No more blind man's buff!"

"And it is such a nice game! You really grieve me."

"Well, invent another game," said Emilie.

Emilie was becoming ardent, somewhat to my annoyance, for I was afraid Armelline would get jealous. I must not be charged with foppishness on this account. I knew the human heart.

When I left them I went to the Tordinona Theatre and took a box, and then ordered a good supper at the same inn, not forgetting the oysters, though I felt sure I should not require their aid.

I then called on a musician, whom I requested to get me three tickets for a ball, where no one would be likely to know me.

I went home with the idea of dining by myself, but I found a note from the Marchioness d'Aout, reproaching me in a friendly manner for not having broken bread with her, and inviting me to dinner. I resolved to accept the invitation, and when I got to the house I found the young Florentine already there.

It was at this dinner that I found out many of his good qualities, and I saw that Donna Leonilda had not said too much in his favour.

Towards the end of the meal the marchioness asked why I had not stayed till the end of the opera.

"Because the young ladies were getting tired."

"I have found out that they do not belong to the Venetian ambassador's household.

"You are right, and I hope you will pardon my small fiction."

"It was an impromptu effort to avoid telling me who they are, but they are known."

"Then I congratulate the curious."

"The one I addressed deserves to excite general curiosity; but if I were in your place I should make her use a little powder."

"I have not the authority to do so, and if I had, I would not trouble her for the world."

I was pleased with the Florentine, who listened to all this without saying a word. I got him to talk of England and of his business. He told me that he was going to Florence to take possession of his inheritance, and to get a wife to take back with him to London. As I left, I told him that I could not have the pleasure of calling on him till the day after next, as I was prevented by important business. He told me I must come at dinnertime, and I promised to do so.

Full of love and hope, I went for my two friends, who enjoyed the whole play without any interruption.

When we alighted at the inn I told the coachman to call for me at two, and we then went up to the third floor, where we sat before the fire while the oysters were being opened. They did not interest us as they had done before.

Emilie had an important air; she was about to make a good marriage. Armelline was meek, smiling, and affectionate, and reminded me of the promise I had given her. I replied by ardent kisses which reassured her, while they warned her that I would fain increase the responsibility I had already contracted towards her. However, she seemed resigned, and I sat down to table in a happy frame of mind.

As Emilie was on the eve of her wedding, she no doubt put down my neglect of her to my respect for the sacrament of matrimony.

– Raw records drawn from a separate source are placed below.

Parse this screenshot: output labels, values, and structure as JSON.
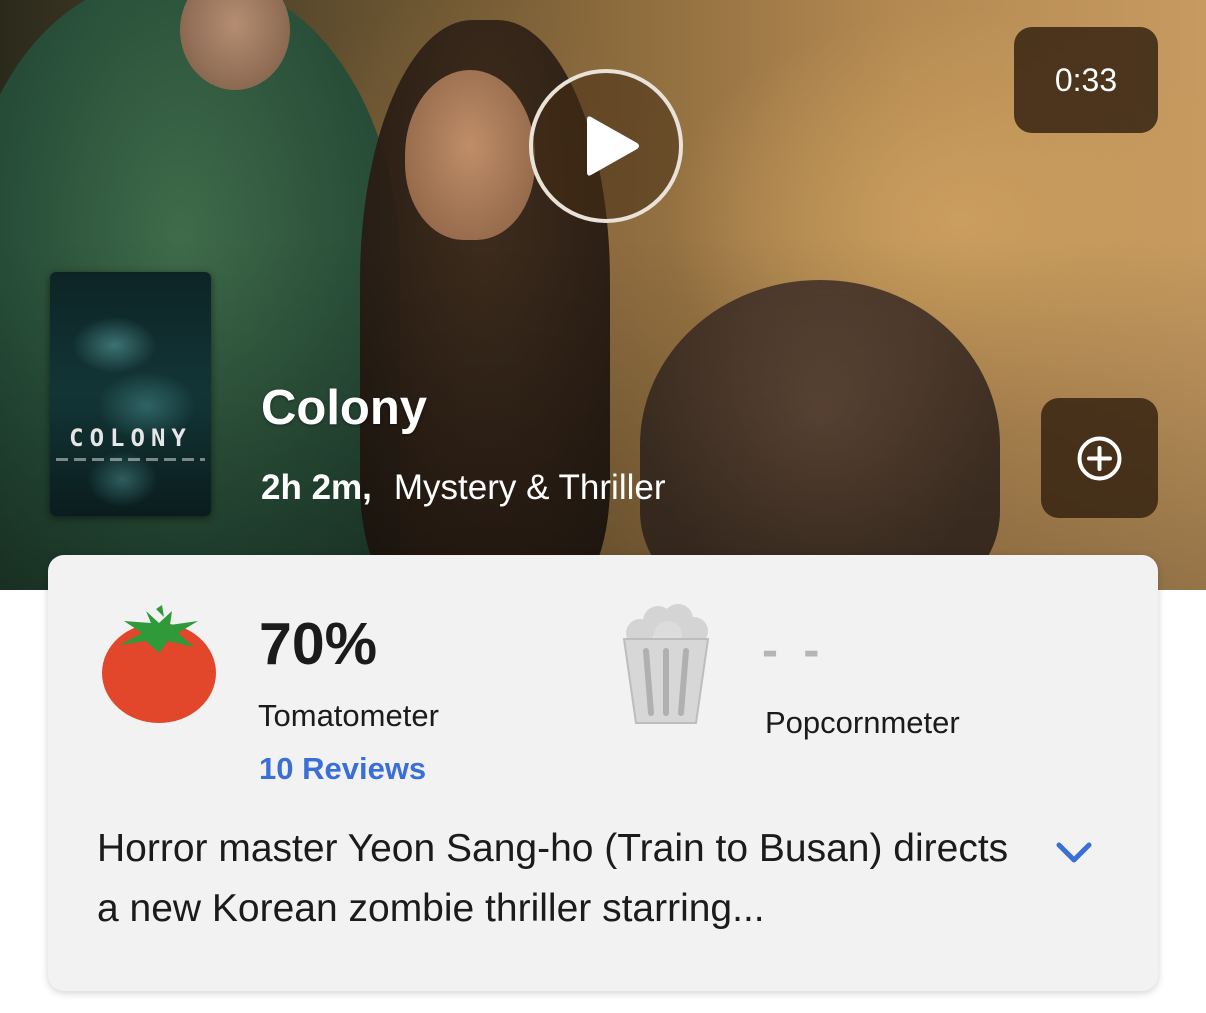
{
  "video": {
    "duration": "0:33"
  },
  "movie": {
    "poster_title": "COLONY",
    "title": "Colony",
    "runtime": "2h 2m,",
    "genre": "Mystery & Thriller"
  },
  "scores": {
    "tomatometer": {
      "value": "70%",
      "label": "Tomatometer",
      "reviews_link": "10 Reviews",
      "icon": "tomato-icon"
    },
    "popcornmeter": {
      "value": "- -",
      "label": "Popcornmeter",
      "icon": "popcorn-bucket-icon"
    }
  },
  "synopsis": {
    "text": "Horror master Yeon Sang-ho (Train to Busan) directs a new Korean zombie thriller starring...",
    "expand_icon": "chevron-down-icon"
  },
  "colors": {
    "tomato_red": "#e2472b",
    "stem_green": "#2f9a3a",
    "link_blue": "#3a6fd8",
    "card_bg": "#f2f2f2",
    "badge_bg": "#32200f"
  }
}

When supper was over I got on the sofa with Armelline, and spent three hours which might have been delicious if I had not obstinately endeavoured to obtain the utmost favour. She would not give in; all my supplications and entreaties could not move her; she was sweet, but firm. She lay between my arms, but would not grant what I wanted, though she gave me no harsh or positive refusal.

It seems a puzzle, but in reality it is quite simple.

She left my arms a virgin, sorry, perhaps, that her sense of duty had not allowed her to make me completely happy.

At last nature bade me cease, in spite of my love, and I begged her to forgive me. My instinct told me that this was the only way by which I might obtain her consent another time.

Half merry and half sad, we awoke Emilie who was in a deep sleep, and then we started. I went home and got into bed, not troubling myself about the storm of abuse with which Margarita greeted me.

The Florentine gave me a delicious dinner, overwhelmed me with protestations of friendship, and offered me his purse if I needed it.